Dr. Aderonke Pederson
Dr. Pederson completed medical school and residency training in psychiatry at Northwestern University Feinberg School of Medicine. During residency she also received a certificate of scholarly concentration in global health.
Dr. Pederson has conducted research locally and globally on health disparities. Her research is centered on alleviating health disparities for underserved and vulnerable populations. Dr. Pederson has focused on the identification of mechanisms that result in barriers to engagement in mental and physical health services for underserved populations, including Black adults. She also conducts research on the development of health models that address medical mistrust and that promote early engagement in health services. She has worked with community-based organizations to improve public understanding of mental health, which has led to increased participation in health and wellness programs among underserved Black youth and adults.
She is a co-editor of the Landmark Papers in Psychiatry with the Oxford University Press (2020). Dr. Pederson has published peer-reviewed articles on barriers to engagement in health services. She has received funding from the NIH National Center for Advancing Translational Sciences as an inaugural recipient of the Clinical and Translational Science Award Diversity Supplement grant at Northwestern.
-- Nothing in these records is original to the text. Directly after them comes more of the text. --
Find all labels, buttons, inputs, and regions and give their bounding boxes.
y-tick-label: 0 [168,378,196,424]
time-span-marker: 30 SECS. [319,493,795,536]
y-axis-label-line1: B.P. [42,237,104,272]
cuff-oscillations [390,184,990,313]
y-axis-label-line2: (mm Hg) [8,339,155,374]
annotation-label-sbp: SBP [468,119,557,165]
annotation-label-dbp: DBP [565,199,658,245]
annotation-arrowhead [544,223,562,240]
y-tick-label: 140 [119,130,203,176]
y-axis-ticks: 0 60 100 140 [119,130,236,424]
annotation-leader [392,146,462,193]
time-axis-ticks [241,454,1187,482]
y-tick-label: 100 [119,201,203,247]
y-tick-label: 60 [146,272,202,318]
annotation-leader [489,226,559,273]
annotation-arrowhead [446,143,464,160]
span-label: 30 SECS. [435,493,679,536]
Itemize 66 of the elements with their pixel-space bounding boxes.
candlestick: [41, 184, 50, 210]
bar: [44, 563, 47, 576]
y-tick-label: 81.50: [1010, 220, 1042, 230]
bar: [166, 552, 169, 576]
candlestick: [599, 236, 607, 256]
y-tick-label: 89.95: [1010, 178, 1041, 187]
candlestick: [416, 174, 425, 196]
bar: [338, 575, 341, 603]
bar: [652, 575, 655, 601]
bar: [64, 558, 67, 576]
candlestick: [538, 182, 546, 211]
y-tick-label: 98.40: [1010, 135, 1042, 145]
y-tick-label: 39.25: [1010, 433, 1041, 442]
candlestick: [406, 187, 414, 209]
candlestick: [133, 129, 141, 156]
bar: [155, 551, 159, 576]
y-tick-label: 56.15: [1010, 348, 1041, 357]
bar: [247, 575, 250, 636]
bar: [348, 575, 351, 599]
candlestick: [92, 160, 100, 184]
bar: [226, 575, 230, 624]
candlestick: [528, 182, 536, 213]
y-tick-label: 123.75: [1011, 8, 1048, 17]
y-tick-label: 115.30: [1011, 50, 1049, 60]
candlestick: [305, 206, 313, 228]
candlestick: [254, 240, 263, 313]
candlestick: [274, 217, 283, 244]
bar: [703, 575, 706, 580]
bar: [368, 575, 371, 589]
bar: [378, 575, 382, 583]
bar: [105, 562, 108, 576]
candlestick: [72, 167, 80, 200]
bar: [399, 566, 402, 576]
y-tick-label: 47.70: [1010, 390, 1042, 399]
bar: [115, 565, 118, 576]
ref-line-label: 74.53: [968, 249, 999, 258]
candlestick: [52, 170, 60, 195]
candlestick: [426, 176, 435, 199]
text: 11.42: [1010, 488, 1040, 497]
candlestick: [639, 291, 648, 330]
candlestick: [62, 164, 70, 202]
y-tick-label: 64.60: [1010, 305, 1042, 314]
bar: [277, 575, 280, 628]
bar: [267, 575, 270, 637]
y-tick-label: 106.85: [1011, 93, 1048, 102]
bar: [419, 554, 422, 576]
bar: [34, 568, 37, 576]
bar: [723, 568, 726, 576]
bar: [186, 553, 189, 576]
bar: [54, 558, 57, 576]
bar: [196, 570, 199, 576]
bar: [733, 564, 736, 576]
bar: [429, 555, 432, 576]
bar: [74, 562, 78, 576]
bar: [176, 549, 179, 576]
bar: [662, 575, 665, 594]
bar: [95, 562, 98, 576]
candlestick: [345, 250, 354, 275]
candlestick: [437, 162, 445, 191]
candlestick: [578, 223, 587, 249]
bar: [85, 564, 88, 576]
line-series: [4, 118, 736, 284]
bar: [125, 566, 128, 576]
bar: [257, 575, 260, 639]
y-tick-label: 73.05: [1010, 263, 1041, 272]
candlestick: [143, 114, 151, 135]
Dr. Pederson also received funding from the NIH National Institute for Allergy and Infectious Diseases Third Coast Center for AIDS Research. The aims of these grants were to identify mechanisms and psychosocial factors that lead to low engagement in treatment and to delineate models to improve early engagement in health services for underserved Black communities.
Dr. Pederson has received awards from national societies such as the American Psychiatric Association Diversity Fellowship, the Substance Abuse and Mental Health Services Administration Minority Fellowship, and the American College of Neuropsychopharmacology Junior Investigator Research Colloquium award. Her innovations in the area of health disparities have led to invitations to lecture to the Health Disparities Research Section of the Laboratory of Epidemiology and Population Sciences at the National Institute on Aging, and by other national organizations. Her work has been featured in the Washington Post, the Chicago Tribune, and on NPR.
Dr. Pederson provides new models for understanding how stigmatizing perspectives impact use of mainstream health services and how our health systems can engage more successfully with patients from underserved communities to reduce health inequities.